The Supreme Court’s Decision

In a 6-to-3 decision, the Court held that the without-cause firings of the FTC commissioners were constitutional despite Humphrey’s Executor. Writing for the Court, Chief Justice Roberts (joined by Justices Samuel Alito, Neil Gorsuch, Brett Kavanaugh, Amy Coney Barrett, and in large part by Justice Clarence Thomas) held that “all that is left of Humphrey’s is its observation that an agency that ‘exercises no part of the executive power’ need not fall within the rule of Presidential removal. . . . If anything more is left of Humphrey’s, we overrule it.”

To get there, the Court first explained the history, text, and structure of relevant Constitutional provisions, concluding that they “settle[d]” the principal that “the President may remove his subordinates at will.” The Court then surveyed its own cases, first explaining that the “best word on the subject” was Myers v. United States (1926), in which the Court “reaffirmed the President’s power to fire his subordinates at will.” It was against this backdrop that the Court addressed Humphrey’s Executor.

The Court described Humphrey’s Executor as “tethered to a highly circumscribed and almost fictional view of the FTC’s role.” In the Court’s explaining, Humphrey’s Executor “applied only to agencies that occupy ‘no place in the executive department,’ are ‘independent of executive authority,’ and exercise ‘no part of the executive power.’” Since it was decided, however, the Court’s subsequent precedent found that more and more agency functions were executive powers, as opposed to “quasi-judicial” or “quasi-legislative.” In the words of the majority, the Court had “long ago abandoned the notion that there are some powers that are only partially executive.” The Court then addressed stare decisis, the doctrine under which the Court generally adheres to its own precedent. The Court found, however, that every relevant stare decisis factor favored “letting Humphrey’s go.” 

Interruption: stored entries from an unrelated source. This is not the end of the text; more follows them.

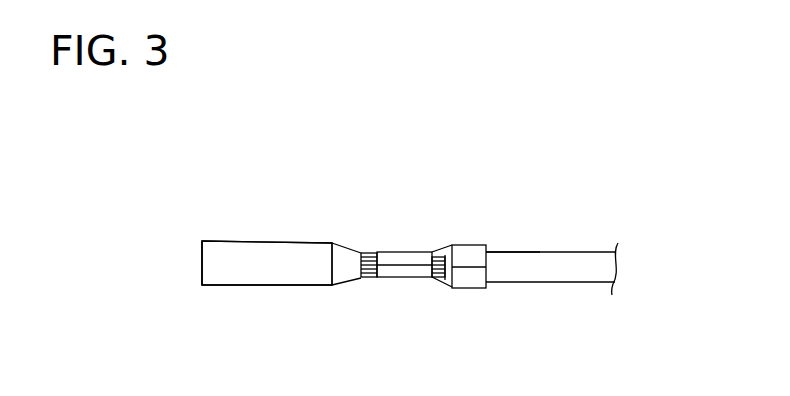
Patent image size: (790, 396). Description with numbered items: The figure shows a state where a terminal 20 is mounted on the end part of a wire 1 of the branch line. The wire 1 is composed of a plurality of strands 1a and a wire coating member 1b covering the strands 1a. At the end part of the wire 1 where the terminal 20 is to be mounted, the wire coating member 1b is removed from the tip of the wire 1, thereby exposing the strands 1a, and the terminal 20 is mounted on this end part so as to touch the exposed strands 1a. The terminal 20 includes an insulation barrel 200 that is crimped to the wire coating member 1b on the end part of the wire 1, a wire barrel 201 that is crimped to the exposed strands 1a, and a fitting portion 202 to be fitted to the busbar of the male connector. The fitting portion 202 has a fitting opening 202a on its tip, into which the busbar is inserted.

The wire 1 is at (560, 262).
The strands 1a is at (370, 253).
The wire coating member 1b is at (508, 260).
The terminal 20 is at (277, 238).
The insulation barrel 200 is at (468, 277).
The wire barrel 201 is at (402, 269).
The fitting portion 202 is at (285, 272).
The fitting opening 202a is at (202, 250).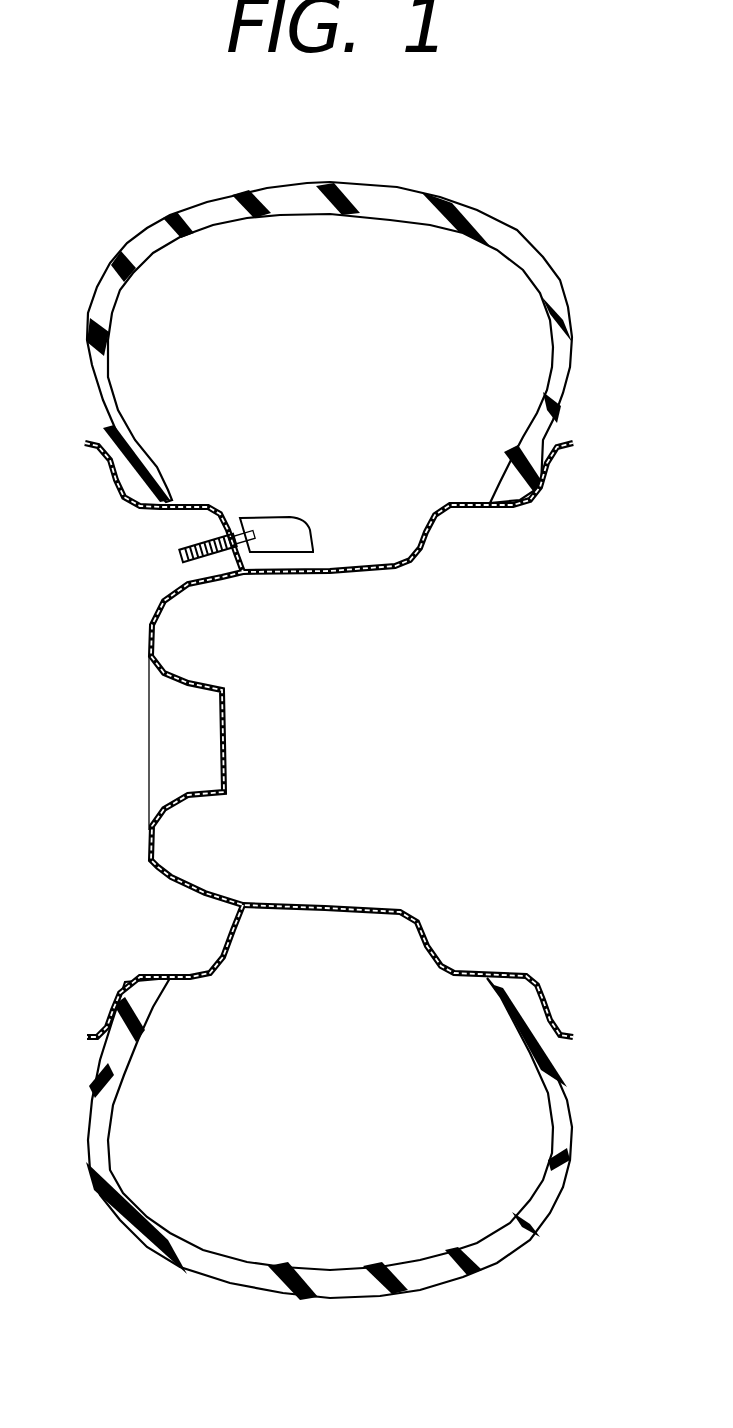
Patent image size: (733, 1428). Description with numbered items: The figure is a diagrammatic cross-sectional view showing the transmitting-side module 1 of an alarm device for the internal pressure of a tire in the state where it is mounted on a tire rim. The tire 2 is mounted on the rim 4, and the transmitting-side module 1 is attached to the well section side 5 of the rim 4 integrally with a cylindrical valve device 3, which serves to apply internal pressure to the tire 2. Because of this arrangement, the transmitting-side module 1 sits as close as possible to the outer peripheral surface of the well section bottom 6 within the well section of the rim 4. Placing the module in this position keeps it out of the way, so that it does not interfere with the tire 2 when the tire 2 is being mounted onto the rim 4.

The transmitting-side module 1 is at (272, 530).
The tire 2 is at (463, 208).
The cylindrical valve device 3 is at (177, 560).
The rim 4 is at (435, 595).
The well section side 5 is at (217, 522).
The well section bottom 6 is at (332, 574).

Having analyzed the law, the Court proceeded to apply it to the controversy at hand, concluding that it was “not a close case” and that the FTC “unquestionably exercises executive power.” In particular, the Court identified that the FTC (1) has the power to promulgate substantive rules that carry the force of law, (2) enforces the law through in-house adjudications, and (3) files civil suits on behalf of the United States in federal court. All of these, the Court explained, were executive powers. And as a result, the statutory removal limitations on FTC commissioners violated the Constitution’s separation of powers.

Key Takeaways

  • Humphrey’s Executor, a bedrock case for multi-member independent agencies, has been overruled. The Court has upheld the firing of FTC commissioners without cause, leaving an agency designed to have five bipartisan commissioners with only two, both of whom are members of the president’s political party.
  • Although Trump v. Slaughter was about the FTC, the ruling will impact dozens of agencies. Justice Sonia Sotomayor’s dissent lists agencies whose for-cause protections are now in doubt. They include the National Labor Relations Board, the Federal Energy Regulatory Commission, the Consumer Product Safety Commission, the Chemical Safety Board, the Nuclear Regulatory Commission, the Merit Systems Protection Board, and the Securities and Exchange Commission.
  • Federal agencies will now be more directly accountable to the president. Previously, some agency heads enjoyed protection from termination, giving them some latitude in performing their duties. But now they can be removed by the president immediately upon taking office. Consequently, many agencies have lost a significant feature of what made them “independent.” And they will be more prone to change with each election cycle.
  • Although the Court’s decision appears to leave little room for upholding removal restrictions in the future, a notable exception may be the Federal Reserve. By statute, Federal Reserve governors may be removed only “for cause.” In Slaughter and a companion case decided the same day, Trump v. Cook, the Court appears to have left room to uphold this limitation. However, the Court has not definitively resolved the constitutional issue. And multiple justices have pointed out the challenge of squaring Slaughter’s categorical rule with an exception for the Federal Reserve.